El juez buscaba aclarar el motivo y funcionamiento interno de esos pagos en metálico, que habrían recibido el exministro de Transportes José Luis Ábalos y su exasesor Koldo García y que podrían encajar —según investiga la causa— en un presunto delito de blanqueo de capitales.
“Me choca especialmente porque este periodo de tiempo incluye el año 2020, que fue la época más cruda de la pandemia”, señaló Puente, aludiendo a que en ese contexto social “todo el mundo tenía cierta reticencia al dinero metálico” por el temor a los contagios. Pese a ello, añadió, no parecía que esa cautela se hubiese aplicado en la sede socialista.
Moreno explicó que en 2020 el flujo de caja del partido “disminuyó muchísimo” debido a la situación sanitaria y a una recomendación del Tribunal de Cuentas para limitar aún más el uso del efectivo.
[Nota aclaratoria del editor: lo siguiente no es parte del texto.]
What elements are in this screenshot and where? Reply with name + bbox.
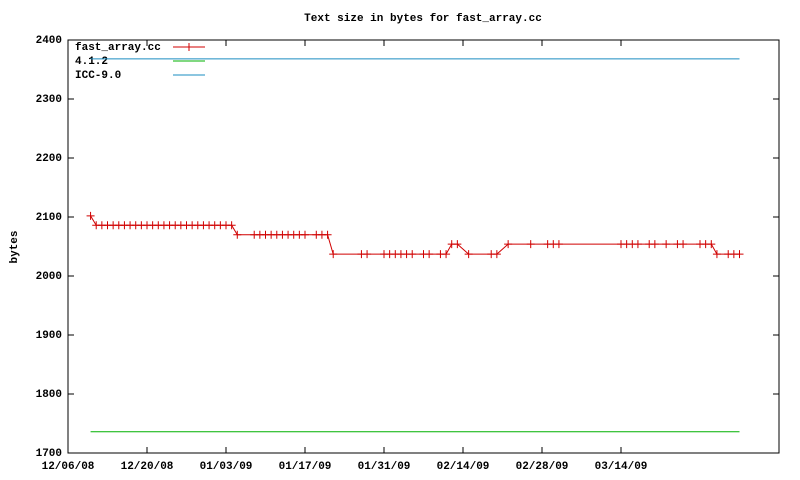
point-marker [408,250,417,259]
point-marker [526,240,535,249]
y-tick-label: 2000 [36,271,62,283]
legend-label: ICC-9.0 [75,70,121,82]
series-line [90,215,740,255]
point-marker [492,250,501,259]
x-tick-label: 02/14/09 [437,461,490,473]
x-tick-label: 02/28/09 [516,461,569,473]
legend-label: 4.1.2 [75,56,108,68]
point-marker [453,240,462,249]
legend-label: fast_array.cc [75,42,161,54]
y-tick-label: 2100 [36,212,62,224]
y-tick-label: 2300 [36,94,62,106]
plot-frame [67,39,780,454]
point-marker [504,240,513,249]
point-marker [554,240,563,249]
x-tick-label: 01/17/09 [279,461,332,473]
x-tick-label: 03/14/09 [595,461,648,473]
point-marker [464,250,473,259]
y-tick-label: 1700 [36,448,62,460]
x-tick-label: 12/20/08 [121,461,174,473]
point-marker [735,250,744,259]
point-marker [662,240,671,249]
point-marker [633,240,642,249]
point-marker [712,250,721,259]
point-marker [233,230,242,239]
y-tick-label: 2200 [36,153,62,165]
point-marker [650,240,659,249]
point-marker [442,250,451,259]
point-marker [363,250,372,259]
point-marker [323,230,332,239]
y-tick-label: 1900 [36,330,62,342]
legend-marker [185,43,193,51]
y-tick-label: 2400 [36,35,62,47]
y-tick-label: 1800 [36,389,62,401]
point-marker [707,240,716,249]
x-tick-label: 12/06/08 [42,461,95,473]
point-marker [227,221,236,230]
point-marker [86,211,95,220]
chart-title: Text size in bytes for fast_array.cc [304,13,542,25]
x-tick-label: 01/03/09 [200,461,253,473]
x-tick-label: 01/31/09 [358,461,411,473]
point-marker [425,250,434,259]
point-marker [301,230,309,239]
point-marker [329,250,338,259]
point-marker [679,240,688,249]
y-axis-label: bytes [9,230,21,263]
Afirmó también que se implantó una instrucción interna que obligaba a que los pagos superiores a 1.000 euros se realizaran por transferencia.
Una práctica “ya existente” en el PSOE
Ante las preguntas del magistrado sobre por qué el partido seguía recurriendo al metálico, hasta el punto de contratar una empresa de seguridad para trasladar dinero a la sede, el exgerente sostuvo que se trataba de una práctica previa a su llegada en 2017. “Estaba dentro de la cultura organizativa, del funcionamiento normal de la Comisión Ejecutiva Federal”, afirmó.
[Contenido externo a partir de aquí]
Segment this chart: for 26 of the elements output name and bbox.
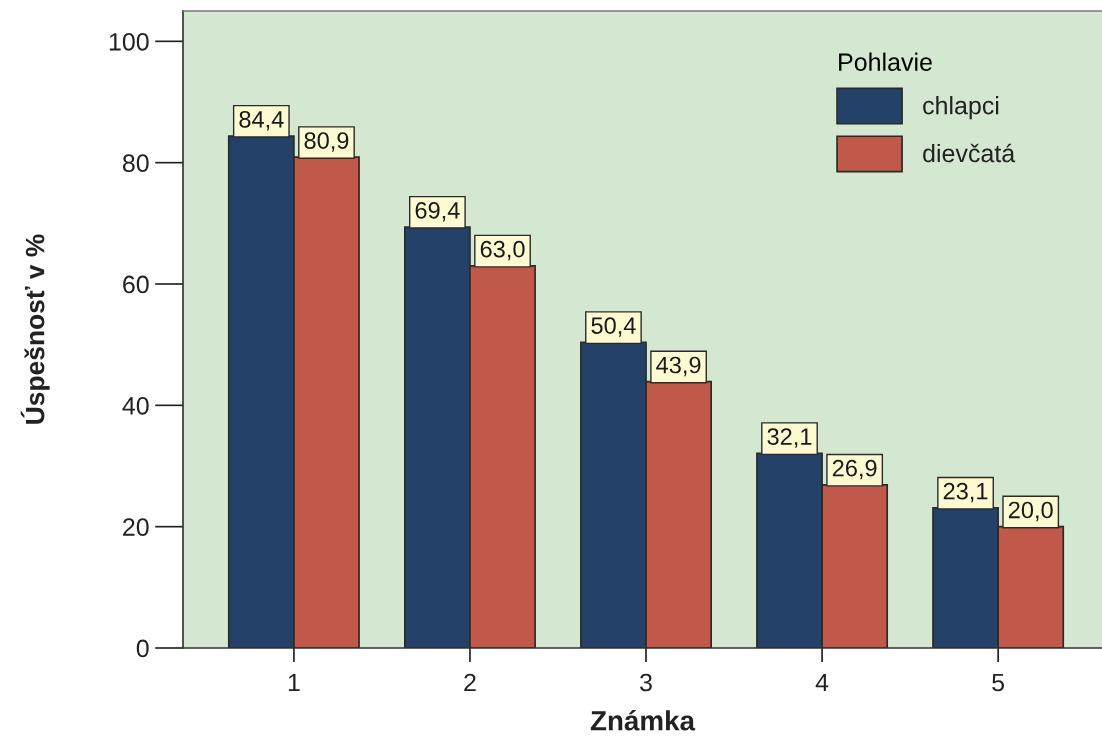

Según su testimonio, este sistema beneficiaba a muchos trabajadores que, al realizar actos públicos o desplazamientos, anticipaban gastos y esperaban ser reintegrados en la caja central del partido al regresar a Madrid.
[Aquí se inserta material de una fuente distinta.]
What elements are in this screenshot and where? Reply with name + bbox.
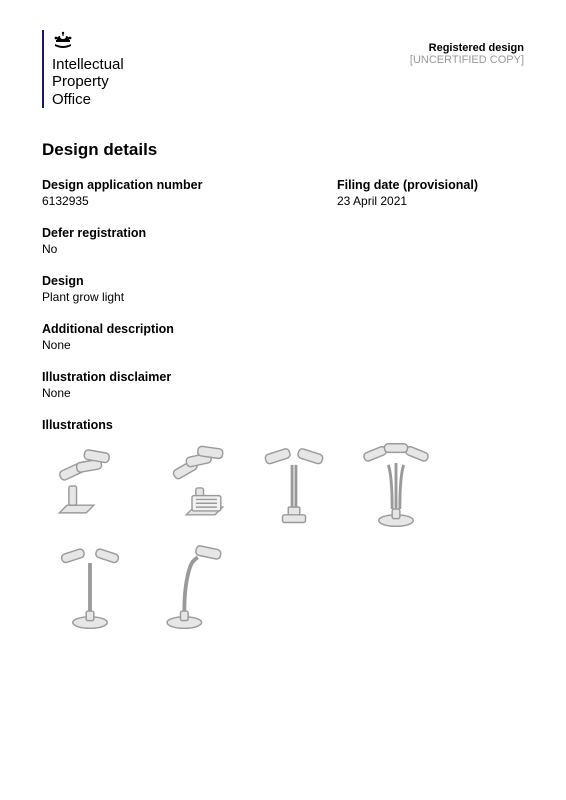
page-title: Design details [42, 140, 524, 160]
defer-value: No [42, 242, 524, 256]
illustrations-label: Illustrations [42, 418, 524, 432]
design-label: Design [42, 274, 524, 288]
defer-label: Defer registration [42, 226, 524, 240]
org-name: Intellectual Property Office [52, 56, 124, 108]
illustration-5 [42, 540, 138, 636]
illustration-4 [348, 438, 444, 534]
illustration-1 [42, 438, 138, 534]
additional-description-label: Additional description [42, 322, 524, 336]
crown-crest-icon [52, 30, 124, 53]
header-right: Registered design [UNCERTIFIED COPY] [410, 30, 524, 66]
illustration-disclaimer-label: Illustration disclaimer [42, 370, 524, 384]
design-value: Plant grow light [42, 290, 524, 304]
illustration-6 [144, 540, 240, 636]
illustration-2 [144, 438, 240, 534]
application-number-label: Design application number [42, 178, 337, 192]
registered-design-label: Registered design [410, 42, 524, 54]
application-number-value: 6132935 [42, 194, 337, 208]
filing-date-value: 23 April 2021 [337, 194, 524, 208]
ipo-logo: Intellectual Property Office [42, 30, 124, 108]
uncertified-copy-label: [UNCERTIFIED COPY] [410, 54, 524, 66]
filing-date-label: Filing date (provisional) [337, 178, 524, 192]
illustration-3 [246, 438, 342, 534]
illustration-disclaimer-value: None [42, 386, 524, 400]
illustrations-grid [42, 438, 524, 636]
additional-description-value: None [42, 338, 524, 352]
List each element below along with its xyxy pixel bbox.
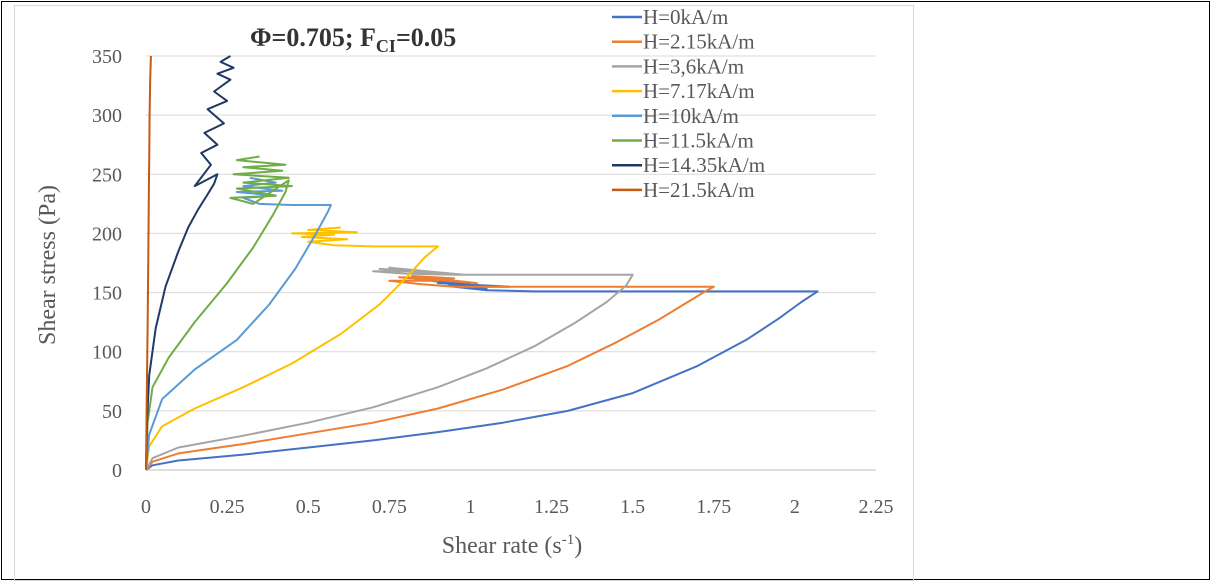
x-tick-labels: 0 0.25 0.5 0.75 1 1.25 1.5 1.75 2 2.25 [141,496,894,518]
series-line-7 [145,55,235,471]
x-tick-label: 1 [465,496,475,518]
chart-title: Φ=0.705; FCI=0.05 [250,23,456,56]
series-line-5 [145,176,332,471]
y-axis-title: Shear stress (Pa) [35,185,61,345]
legend-label: H=2.15kA/m [643,30,755,54]
x-tick-label: 0 [141,496,151,518]
x-tick-label: 0.5 [296,496,321,518]
series-line-8 [145,55,152,471]
x-tick-label: 0.25 [210,496,245,518]
legend-label: H=7.17kA/m [643,79,755,103]
legend-label: H=21.5kA/m [643,178,755,202]
series-line-2 [145,275,715,471]
legend-label: H=0kA/m [643,5,728,29]
y-tick-label: 300 [92,105,122,127]
x-tick-label: 1.25 [534,496,569,518]
legend-label: H=3,6kA/m [643,54,744,78]
legend: H=0kA/mH=2.15kA/mH=3,6kA/mH=7.17kA/mH=10… [612,5,765,202]
x-tick-label: 2.25 [859,496,894,518]
y-tick-labels: 0 50 100 150 200 250 300 350 [92,46,122,482]
y-tick-label: 150 [92,283,122,305]
legend-label: H=10kA/m [643,104,739,128]
series-line-1 [145,279,819,471]
x-tick-label: 2 [790,496,800,518]
y-tick-label: 350 [92,46,122,68]
y-tick-label: 50 [102,401,122,423]
y-tick-label: 0 [112,460,122,482]
x-tick-label: 1.5 [620,496,645,518]
y-tick-label: 250 [92,164,122,186]
x-tick-label: 1.75 [696,496,731,518]
x-tick-label: 0.75 [372,496,407,518]
x-axis-title: Shear rate (s-1) [442,532,582,559]
y-tick-label: 100 [92,342,122,364]
y-tick-label: 200 [92,223,122,245]
series-line-4 [145,226,439,471]
series-line-3 [145,266,634,471]
gridlines [146,55,876,412]
series-line-6 [145,155,293,471]
series-lines [145,55,819,471]
legend-label: H=11.5kA/m [643,129,754,153]
legend-label: H=14.35kA/m [643,153,765,177]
Críticas a la falta de control
El magistrado mostró su escepticismo sobre la utilidad y transparencia de este método, especialmente por el nivel de control aplicado. “Es una respuesta un poco tautológica”, replicó Puente cuando Moreno justificó la existencia de efectivo en la caja simplemente para “dotar la caja del partido”.
Puente incidió en lo que consideraba una insuficiente verificación en las devoluciones: “Que yo ponga en una instancia ‘comida del 17 de marzo’ y que luego el ticket sea del 17 de marzo… si no fuera así sería demasiado chusco, pero eso no es un sistema de control”. A su juicio, debería exigirse al menos que quien presenta la factura acreditara haber pagado efectivamente el gasto.
Moreno defendió, no obstante, que no podía presentarse “cualquier tipo de gasto” y que los justificantes debían coincidir con las fechas reales.
En otro tramo de la declaración, a preguntas de la Fiscalía, el exgerente aseguró que “nunca” se solicitaron billetes de 500 euros al banco para estas liquidaciones, porque “no es útil para una caja de estas características”. El fiscal jefe de Anticorrupción, Alejandro Luzón, insistió en si estaba seguro de esa afirmación, y Moreno respondió: “Segurísimo”.
Explicó que esos billetes no resultaban prácticos para reintegrar pequeños gastos de personal y secretarías. Preguntado por si Ferraz recibió billetes de 500 euros provenientes de fuentes distintas a la cuenta bancaria, Moreno fue tajante: “Por supuesto que no”.